Quando eu era criança,
certos filmes de terror corriam no boca-boca entre nosso grupo de amigos. Entre
nós, ver filmes dessa natureza era um evento, mesmo que pessoas como eu nunca
tivessem coragem alguma de começar qualquer um. A experiência de haver
assistido aos "mais assustadores" dava uma espécie de status ao ser e
da voz daqueles que tinham a audácia de ver aqueles ‘‘horrores audiovisuais’’
até o fim se iniciava um boato, uma mitologia
do filme. O mais assustador, todos sabiam, era ‘‘O Exorcista’’, que vinha
acompanhado experiências ainda piores:
- Fiquei uma semana sem ir
ao banheiro – dizia um
- Depois daquilo, meu
periquito nunca mais foi o mesmo – dizia outro
Evidentemente, era, portanto, o boca-boca o
grande agente do caos. Um dia, me falaram sobre ‘‘A Hora do Pesadelo’’:
- Anacleto assistiu, não dormiu por cinco dias com
medo do Freddy Krueger matar ele durante o sonho. E ah, o Freddy era um maníaco
que nem esses da TV, matava criancinhas e é todo queimado, com uma luva de
lâminas.
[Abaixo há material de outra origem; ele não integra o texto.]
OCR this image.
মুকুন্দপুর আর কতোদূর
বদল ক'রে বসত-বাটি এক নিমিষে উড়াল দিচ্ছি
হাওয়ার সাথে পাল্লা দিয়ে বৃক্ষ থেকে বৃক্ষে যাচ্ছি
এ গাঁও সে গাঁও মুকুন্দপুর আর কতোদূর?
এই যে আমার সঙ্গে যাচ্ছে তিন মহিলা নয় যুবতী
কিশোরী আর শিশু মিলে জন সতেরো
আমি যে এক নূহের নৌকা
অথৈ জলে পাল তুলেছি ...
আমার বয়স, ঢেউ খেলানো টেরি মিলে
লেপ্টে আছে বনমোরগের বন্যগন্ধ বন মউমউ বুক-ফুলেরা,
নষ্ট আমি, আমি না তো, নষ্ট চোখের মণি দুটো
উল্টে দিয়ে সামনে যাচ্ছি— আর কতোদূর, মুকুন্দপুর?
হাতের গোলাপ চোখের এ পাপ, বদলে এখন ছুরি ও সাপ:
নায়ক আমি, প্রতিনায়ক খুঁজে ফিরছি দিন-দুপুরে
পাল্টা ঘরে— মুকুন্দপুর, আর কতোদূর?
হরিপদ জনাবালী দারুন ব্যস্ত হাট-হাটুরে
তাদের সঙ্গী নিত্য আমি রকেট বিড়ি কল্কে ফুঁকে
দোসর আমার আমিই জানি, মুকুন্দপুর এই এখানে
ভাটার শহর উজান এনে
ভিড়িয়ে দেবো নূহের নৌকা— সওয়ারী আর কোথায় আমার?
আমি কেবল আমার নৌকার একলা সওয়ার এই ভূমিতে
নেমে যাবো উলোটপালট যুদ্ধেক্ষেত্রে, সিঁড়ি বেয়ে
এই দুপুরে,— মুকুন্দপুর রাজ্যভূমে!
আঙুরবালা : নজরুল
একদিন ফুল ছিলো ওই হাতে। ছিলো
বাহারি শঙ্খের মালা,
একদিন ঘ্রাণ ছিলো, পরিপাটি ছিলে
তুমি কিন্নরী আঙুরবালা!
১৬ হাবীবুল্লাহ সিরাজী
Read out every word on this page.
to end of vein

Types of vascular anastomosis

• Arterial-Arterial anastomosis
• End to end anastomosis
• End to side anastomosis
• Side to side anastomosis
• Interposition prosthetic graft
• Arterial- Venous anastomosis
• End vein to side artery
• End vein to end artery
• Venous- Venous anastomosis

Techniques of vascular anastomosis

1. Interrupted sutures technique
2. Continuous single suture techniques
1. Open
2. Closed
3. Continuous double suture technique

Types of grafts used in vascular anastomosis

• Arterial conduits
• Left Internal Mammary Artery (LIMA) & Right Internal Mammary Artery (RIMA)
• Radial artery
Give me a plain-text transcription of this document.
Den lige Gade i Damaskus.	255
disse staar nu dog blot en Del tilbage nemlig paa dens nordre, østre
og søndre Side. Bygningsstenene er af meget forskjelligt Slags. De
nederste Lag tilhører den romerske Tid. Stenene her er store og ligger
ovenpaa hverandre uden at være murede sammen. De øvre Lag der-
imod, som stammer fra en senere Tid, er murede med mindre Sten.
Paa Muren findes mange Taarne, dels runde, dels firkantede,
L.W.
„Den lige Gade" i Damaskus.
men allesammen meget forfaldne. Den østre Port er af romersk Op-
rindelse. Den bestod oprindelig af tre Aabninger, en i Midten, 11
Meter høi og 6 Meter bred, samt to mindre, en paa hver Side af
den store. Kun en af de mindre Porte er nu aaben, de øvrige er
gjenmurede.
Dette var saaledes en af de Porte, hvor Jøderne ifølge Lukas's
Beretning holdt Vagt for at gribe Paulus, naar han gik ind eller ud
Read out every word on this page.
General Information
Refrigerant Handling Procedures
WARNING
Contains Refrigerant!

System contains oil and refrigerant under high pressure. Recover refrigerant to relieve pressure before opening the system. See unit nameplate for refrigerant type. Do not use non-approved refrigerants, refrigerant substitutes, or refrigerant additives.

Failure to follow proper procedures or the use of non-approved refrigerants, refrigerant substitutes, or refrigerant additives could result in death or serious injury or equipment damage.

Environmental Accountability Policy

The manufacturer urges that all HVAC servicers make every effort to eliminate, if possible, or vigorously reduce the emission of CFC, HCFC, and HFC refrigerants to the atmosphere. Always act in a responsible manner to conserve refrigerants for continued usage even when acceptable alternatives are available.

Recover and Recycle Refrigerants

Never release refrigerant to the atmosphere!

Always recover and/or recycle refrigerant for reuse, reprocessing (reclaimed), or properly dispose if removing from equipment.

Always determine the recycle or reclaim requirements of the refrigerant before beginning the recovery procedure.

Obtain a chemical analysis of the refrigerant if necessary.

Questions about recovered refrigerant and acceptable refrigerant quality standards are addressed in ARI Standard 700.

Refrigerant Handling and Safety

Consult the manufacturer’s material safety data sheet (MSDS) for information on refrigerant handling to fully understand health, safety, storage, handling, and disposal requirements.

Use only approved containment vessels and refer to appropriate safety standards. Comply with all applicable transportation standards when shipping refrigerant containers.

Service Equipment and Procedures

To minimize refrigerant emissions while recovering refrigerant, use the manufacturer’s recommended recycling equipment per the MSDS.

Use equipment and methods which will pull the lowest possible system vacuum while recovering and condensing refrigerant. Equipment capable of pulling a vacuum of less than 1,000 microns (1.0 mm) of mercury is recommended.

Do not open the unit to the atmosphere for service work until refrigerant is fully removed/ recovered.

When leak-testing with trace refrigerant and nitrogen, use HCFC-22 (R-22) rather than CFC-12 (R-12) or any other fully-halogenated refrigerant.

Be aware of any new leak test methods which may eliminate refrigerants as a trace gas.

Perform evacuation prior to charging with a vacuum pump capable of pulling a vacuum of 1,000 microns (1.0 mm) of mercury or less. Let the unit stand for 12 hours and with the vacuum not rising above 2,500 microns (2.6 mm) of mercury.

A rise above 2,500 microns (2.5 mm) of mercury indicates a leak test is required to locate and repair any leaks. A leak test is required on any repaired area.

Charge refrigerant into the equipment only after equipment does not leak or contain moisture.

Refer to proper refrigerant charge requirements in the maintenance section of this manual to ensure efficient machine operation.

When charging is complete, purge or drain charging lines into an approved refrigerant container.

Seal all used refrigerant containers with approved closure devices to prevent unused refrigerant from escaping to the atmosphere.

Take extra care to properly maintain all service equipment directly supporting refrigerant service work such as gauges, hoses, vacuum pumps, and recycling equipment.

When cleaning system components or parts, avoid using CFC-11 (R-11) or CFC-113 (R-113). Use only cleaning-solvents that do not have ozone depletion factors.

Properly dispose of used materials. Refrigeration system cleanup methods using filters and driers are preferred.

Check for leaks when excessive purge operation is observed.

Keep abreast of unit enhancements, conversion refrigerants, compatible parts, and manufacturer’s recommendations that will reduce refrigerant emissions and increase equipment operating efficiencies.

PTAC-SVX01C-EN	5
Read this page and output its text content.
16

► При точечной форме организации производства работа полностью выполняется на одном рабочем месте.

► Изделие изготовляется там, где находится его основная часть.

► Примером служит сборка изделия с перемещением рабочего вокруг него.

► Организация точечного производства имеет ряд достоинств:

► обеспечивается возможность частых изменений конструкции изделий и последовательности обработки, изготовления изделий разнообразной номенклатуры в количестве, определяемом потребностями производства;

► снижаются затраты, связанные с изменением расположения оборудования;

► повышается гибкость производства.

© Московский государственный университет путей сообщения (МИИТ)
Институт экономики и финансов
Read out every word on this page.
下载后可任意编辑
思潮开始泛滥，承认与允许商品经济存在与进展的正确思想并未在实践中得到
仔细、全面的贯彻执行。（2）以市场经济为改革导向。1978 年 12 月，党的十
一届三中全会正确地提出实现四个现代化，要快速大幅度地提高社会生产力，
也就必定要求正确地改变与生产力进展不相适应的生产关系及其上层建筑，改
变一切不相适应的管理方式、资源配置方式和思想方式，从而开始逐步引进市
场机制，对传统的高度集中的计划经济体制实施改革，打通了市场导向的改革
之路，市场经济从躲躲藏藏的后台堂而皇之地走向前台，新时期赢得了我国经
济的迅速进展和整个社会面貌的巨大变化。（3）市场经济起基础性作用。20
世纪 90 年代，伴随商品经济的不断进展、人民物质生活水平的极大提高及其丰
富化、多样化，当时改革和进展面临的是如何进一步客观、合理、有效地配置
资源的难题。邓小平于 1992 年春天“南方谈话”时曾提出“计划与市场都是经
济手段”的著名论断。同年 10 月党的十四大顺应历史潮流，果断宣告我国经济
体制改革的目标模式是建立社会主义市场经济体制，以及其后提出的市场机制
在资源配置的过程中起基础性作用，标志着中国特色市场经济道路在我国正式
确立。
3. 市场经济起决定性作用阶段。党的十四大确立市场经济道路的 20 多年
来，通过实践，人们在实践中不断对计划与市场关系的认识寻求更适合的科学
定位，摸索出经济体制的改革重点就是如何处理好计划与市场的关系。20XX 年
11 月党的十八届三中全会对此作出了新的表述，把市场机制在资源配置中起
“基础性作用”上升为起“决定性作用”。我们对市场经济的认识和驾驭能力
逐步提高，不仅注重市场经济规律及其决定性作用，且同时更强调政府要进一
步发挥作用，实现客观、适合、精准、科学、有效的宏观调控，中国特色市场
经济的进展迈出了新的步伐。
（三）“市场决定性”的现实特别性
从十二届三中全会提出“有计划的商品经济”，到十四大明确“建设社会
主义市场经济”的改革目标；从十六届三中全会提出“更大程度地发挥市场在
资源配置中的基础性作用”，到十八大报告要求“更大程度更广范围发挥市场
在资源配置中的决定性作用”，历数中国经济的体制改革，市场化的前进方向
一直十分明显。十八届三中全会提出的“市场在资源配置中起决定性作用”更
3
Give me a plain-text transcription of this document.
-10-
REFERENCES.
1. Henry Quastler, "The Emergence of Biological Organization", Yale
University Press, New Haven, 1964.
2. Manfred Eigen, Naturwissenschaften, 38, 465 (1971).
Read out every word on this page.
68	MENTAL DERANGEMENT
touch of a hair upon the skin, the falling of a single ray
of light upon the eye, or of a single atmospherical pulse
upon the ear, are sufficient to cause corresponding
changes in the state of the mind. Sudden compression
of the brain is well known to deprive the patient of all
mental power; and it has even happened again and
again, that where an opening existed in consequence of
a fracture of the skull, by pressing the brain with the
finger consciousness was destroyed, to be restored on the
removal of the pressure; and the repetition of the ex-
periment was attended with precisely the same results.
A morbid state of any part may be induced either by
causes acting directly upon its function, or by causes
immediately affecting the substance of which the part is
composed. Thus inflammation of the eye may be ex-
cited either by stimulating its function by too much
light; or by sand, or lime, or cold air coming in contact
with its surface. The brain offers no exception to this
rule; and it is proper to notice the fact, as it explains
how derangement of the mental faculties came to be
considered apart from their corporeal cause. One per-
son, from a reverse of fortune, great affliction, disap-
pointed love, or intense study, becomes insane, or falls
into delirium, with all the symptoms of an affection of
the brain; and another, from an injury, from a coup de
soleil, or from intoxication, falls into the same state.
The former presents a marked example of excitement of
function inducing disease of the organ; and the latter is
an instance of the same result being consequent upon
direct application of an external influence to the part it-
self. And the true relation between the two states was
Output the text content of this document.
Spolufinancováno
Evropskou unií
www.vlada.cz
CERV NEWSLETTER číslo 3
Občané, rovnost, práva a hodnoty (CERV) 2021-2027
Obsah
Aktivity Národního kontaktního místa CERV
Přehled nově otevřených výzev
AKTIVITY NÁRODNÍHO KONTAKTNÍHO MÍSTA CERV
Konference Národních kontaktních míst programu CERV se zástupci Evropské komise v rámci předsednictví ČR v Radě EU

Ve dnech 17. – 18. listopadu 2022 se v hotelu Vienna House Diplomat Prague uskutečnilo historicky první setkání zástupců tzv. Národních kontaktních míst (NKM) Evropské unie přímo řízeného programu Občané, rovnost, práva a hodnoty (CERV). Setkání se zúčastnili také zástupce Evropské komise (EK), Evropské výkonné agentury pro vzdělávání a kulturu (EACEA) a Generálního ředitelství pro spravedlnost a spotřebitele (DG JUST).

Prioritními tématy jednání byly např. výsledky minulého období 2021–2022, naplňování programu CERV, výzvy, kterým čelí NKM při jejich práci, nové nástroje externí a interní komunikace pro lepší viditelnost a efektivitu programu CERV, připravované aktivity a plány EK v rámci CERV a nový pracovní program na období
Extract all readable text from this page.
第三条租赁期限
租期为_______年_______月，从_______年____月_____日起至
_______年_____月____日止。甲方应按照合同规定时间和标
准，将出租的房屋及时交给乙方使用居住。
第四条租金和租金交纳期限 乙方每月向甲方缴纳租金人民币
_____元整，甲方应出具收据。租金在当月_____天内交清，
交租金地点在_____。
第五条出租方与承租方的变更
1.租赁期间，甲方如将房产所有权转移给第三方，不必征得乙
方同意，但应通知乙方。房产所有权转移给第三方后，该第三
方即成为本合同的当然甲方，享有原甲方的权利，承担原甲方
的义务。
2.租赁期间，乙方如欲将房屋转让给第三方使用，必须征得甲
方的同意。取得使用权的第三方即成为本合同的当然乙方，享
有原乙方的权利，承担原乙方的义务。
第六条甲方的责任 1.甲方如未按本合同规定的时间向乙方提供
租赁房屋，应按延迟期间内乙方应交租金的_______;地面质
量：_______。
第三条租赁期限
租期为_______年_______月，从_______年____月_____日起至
Por isso, NÃO dorme, Daniel.
É mais do que sabido de que a grande sacada de ‘‘A
Hora do Pesadelo’’ era o fato do assassino demoníaco atacar durante o sono.
Diferente de outros tantos slashers gerados
em uma onda caça-níquel oitentista, Krueger era inevitável: o sono acomete a
todos. À esta altura eu já estava mais do que preocupado, mas precisava de um
colírio para meus olhos curiosos e o pipocante Google apresentou-me todas as
cartas do baralho: Freddy registrado em cores sem pudor, lâminas sanguinolentas
por todos os cantos e uma inesquecível face sádica de Robert Englung (com
direito a vários problemas dentários, diga-se de passagem, os quais, certamente, custariam uma fortuna nos dias atuais).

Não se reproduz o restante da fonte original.